Laurent Cantet fait du cinéma politique. À la différence de plusieurs des cinéastes qui s'engagent dans cette voie, il ne privilégie pourtant aucun camp, aucune thèse, aucune idéologie. Écartant d'emblée le moindre élan démagogique, il préfère plonger dans un enjeu aussi complexe que sensible, en laissant au spectateur le soin d'alimenter sa propre réflexion, quitte à lui faire mettre en doute ses idées reçues.

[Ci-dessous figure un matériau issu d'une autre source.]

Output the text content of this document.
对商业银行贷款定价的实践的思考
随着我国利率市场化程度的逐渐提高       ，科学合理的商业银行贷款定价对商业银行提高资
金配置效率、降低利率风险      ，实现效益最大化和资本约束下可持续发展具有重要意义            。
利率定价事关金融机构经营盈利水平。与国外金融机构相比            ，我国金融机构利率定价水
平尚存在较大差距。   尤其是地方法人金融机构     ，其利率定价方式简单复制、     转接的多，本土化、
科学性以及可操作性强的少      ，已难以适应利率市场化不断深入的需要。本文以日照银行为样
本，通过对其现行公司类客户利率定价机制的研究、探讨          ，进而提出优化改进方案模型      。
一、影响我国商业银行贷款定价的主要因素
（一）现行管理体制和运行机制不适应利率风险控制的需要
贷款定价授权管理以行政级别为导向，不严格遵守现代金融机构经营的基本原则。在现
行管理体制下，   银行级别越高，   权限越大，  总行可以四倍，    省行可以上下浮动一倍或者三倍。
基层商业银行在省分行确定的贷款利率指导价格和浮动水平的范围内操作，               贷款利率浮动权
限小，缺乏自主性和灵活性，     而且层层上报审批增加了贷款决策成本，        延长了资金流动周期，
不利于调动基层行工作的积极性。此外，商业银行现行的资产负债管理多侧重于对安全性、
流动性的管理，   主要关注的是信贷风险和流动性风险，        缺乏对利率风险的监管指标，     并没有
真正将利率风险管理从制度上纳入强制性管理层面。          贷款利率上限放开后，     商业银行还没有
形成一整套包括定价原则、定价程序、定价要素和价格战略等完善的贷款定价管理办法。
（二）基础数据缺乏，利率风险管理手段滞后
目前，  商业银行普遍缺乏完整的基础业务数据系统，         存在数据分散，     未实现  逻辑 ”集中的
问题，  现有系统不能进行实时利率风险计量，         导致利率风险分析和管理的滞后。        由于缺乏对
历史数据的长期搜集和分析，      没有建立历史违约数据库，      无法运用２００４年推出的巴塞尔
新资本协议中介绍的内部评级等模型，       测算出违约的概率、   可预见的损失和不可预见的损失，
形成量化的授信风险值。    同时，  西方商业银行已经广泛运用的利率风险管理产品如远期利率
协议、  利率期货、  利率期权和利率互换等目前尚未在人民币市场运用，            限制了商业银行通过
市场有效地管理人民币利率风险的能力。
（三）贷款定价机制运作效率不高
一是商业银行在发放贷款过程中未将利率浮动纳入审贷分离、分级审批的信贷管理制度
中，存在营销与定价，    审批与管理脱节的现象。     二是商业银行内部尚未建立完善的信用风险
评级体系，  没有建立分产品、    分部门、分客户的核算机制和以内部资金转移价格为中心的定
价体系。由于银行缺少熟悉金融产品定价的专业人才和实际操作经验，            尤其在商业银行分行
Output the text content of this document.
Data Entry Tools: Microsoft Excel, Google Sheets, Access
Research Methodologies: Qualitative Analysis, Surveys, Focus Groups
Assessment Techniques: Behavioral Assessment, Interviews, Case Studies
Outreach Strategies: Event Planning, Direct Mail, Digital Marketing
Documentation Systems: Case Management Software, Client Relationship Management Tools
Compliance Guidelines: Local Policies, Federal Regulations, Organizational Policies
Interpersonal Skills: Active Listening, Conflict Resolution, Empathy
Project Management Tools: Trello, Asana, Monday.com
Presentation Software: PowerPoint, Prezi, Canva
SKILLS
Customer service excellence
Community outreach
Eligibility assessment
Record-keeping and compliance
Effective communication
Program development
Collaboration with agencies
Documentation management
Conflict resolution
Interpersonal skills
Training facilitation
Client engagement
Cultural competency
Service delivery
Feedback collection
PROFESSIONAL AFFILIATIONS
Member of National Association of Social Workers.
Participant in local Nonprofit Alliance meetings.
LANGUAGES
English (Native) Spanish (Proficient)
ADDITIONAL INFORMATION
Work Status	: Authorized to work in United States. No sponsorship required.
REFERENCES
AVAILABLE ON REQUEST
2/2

Le récit de L'atelier est campé à La Ciotat, une petite ville portuaire plantée dans un décor magnifique, jadis réputée pour ses chantiers navals. En cet été 2016, Antoine (Matthieu Lucci) s'inscrit à un atelier d'écriture mené par Olivia (Marina Foïs), une romancière connue.

Avec quelques autres jeunes en insertion, Antoine s'attaque ainsi à l'écriture d'un roman noir ayant La Ciotat pour décor. Des divergences émergent rapidement entre le groupe et le jeune homme. Ce dernier s'aperçoit vite que cet exercice sert essentiellement de prétexte pour faire resurgir de façon nostalgique le passé glorieux d'un endroit ayant perdu son lustre depuis la fermeture des chantiers navals il y a une trentaine d'années.

Surtout, Antoine estime qu'on évacue complètement les enjeux actuels de la société française, un comble au lendemain des attaques de Charlie Hebdo et du Bataclan. Pourquoi ne pas aborder de front ces questions anxiogènes, et, plus largement, traiter de tout ce qui peut mener à l'exclusion et au radicalisme?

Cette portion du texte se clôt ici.